Enter the entrepreneur. The corpse becomes a commodity. You’ve got a problem and you’ll pay well for a satisfying solution. Some years back I saw ads for a company with the scientific, yet romantic concept that, as carbon, our corpses could be pressurized into diamonds. It is a costly procedure, but you could wear your beloved around your neck or on your finger as a chunk of the hardest substance on earth. A few weeks ago I found a more affordable solution on the website of Holy Smoke. Once you have made the decision to go with cremation, what do you want to do with that urn of ashes? Holy Smoke offers a solution: you can have your loved one’s remains loaded into ammunition shells. Taking care to handle the ash with profound respect, Holy Smoke will place the remains into either rifle or shotgun shells (one pound of human ash fills about 250 shotgun shells). You can then be shot toward eternity by loving relatives at their convenience. Gunpowder-propelled toward Heaven itself. Holy Smoke is located in Alabama.

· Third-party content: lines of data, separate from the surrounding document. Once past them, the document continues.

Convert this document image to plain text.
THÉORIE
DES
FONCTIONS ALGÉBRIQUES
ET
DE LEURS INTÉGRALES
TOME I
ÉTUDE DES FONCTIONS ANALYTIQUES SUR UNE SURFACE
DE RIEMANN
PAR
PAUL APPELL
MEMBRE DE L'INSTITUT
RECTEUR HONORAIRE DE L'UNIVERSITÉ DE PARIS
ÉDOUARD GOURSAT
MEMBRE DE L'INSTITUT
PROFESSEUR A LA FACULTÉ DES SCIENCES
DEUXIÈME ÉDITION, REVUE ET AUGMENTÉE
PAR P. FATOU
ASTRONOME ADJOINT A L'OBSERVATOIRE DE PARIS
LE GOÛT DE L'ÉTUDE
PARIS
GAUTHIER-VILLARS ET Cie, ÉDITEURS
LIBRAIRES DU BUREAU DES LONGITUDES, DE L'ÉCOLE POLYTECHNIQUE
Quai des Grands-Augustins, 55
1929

The problem of human remains is perhaps the most religious one of all. Our faiths give us the hermeneutic we need to face that great portal. As we consider the number of useless deaths brought on by Bush’s personal war in the Middle East, a kind of macabre closure can be seen through the smoke. After all, the NRA endorses the Republican Party. So does the Religious Right (unless, of course, they nominate a Mormon). Perhaps if we loaded our guns with our dead instead of live ammunition, the symbolism might finally hit its target. Holy Smoke could be offering a valuable service here to be shared between religious enemies. Instead of the kiss of peace, well, use your imagination. Perhaps it’s the very long nights of January, or perhaps it’s all the politics in the news.